Outback Steakhouse was the first job I ever had. I was 16, had just gotten my license and a car, and a few of my friends worked there. After filling out an application, taking a quick math test, and passing an interview, I landed my first moneymaker.
I was so excited.
I didn’t realize it then, but it was a pretty lucrative gig. I was a hostess, so my job was simply seating guests and rolling silverware. I got a small hourly wage and a percentage of the tips for the night.
At 16, I was blind to several of the problems my older coworkers had. I was just there for gas money, while some of them had families, and mouths to feed.
That same year, I went to our high school’s winter formal with one of my best guy friends who also worked at Outback with me. We joined a group of our friends and coworkers for the dance and decided to head to Outback when it was over.
To our surprise, our coworkers let us in after the restaurant closed that night. They let us in the kitchen, in our formal wear, and fix ourselves slices of raspberry cheesecake.

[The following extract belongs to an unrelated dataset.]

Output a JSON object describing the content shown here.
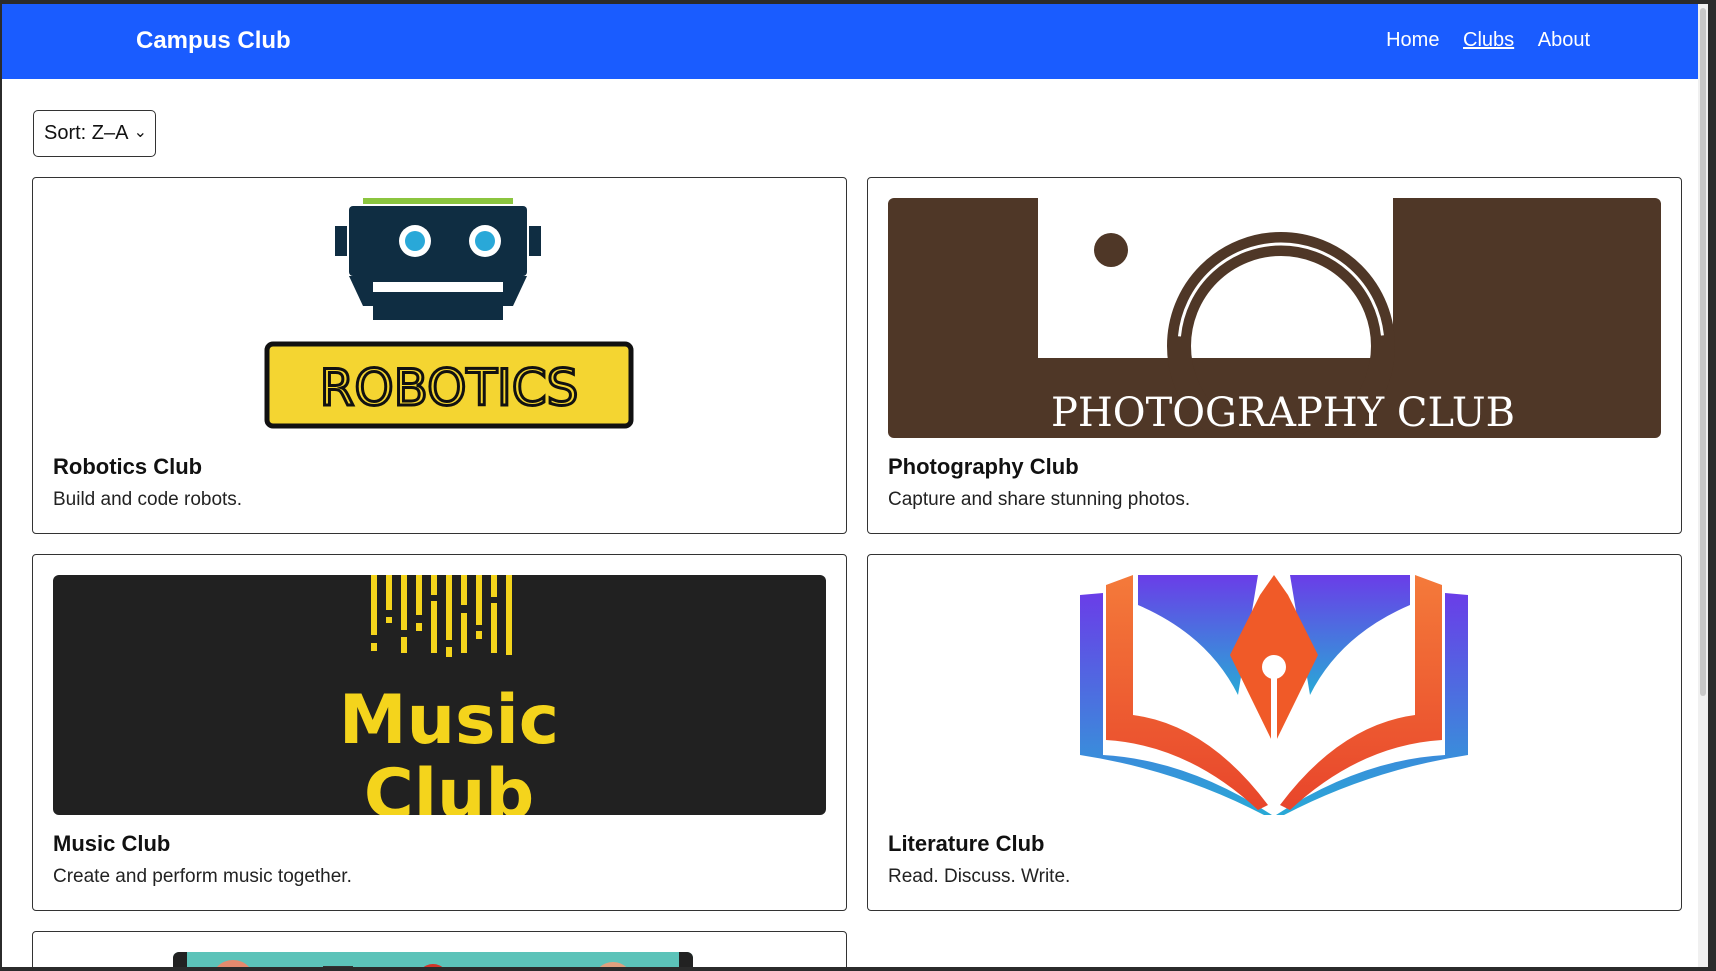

It was simple, and it was so much fun.
I had forgotten about that night until I sat at the Outback bar last night. Just as I was approaching my second margarita, a group of four high schoolers sat near us, dressed for prom.
They were taking funny pictures, laughing when they teetered in their uncomfortable heels, and were constantly adjusting their shimmering gowns.
It took me back, ten years, to that night with my friends.
“I would love to go back,” my friend told me. She was looking in their direction, too.
“Me too,” I said. “I cared so much back then. I cared about good grades and being popular. Why?”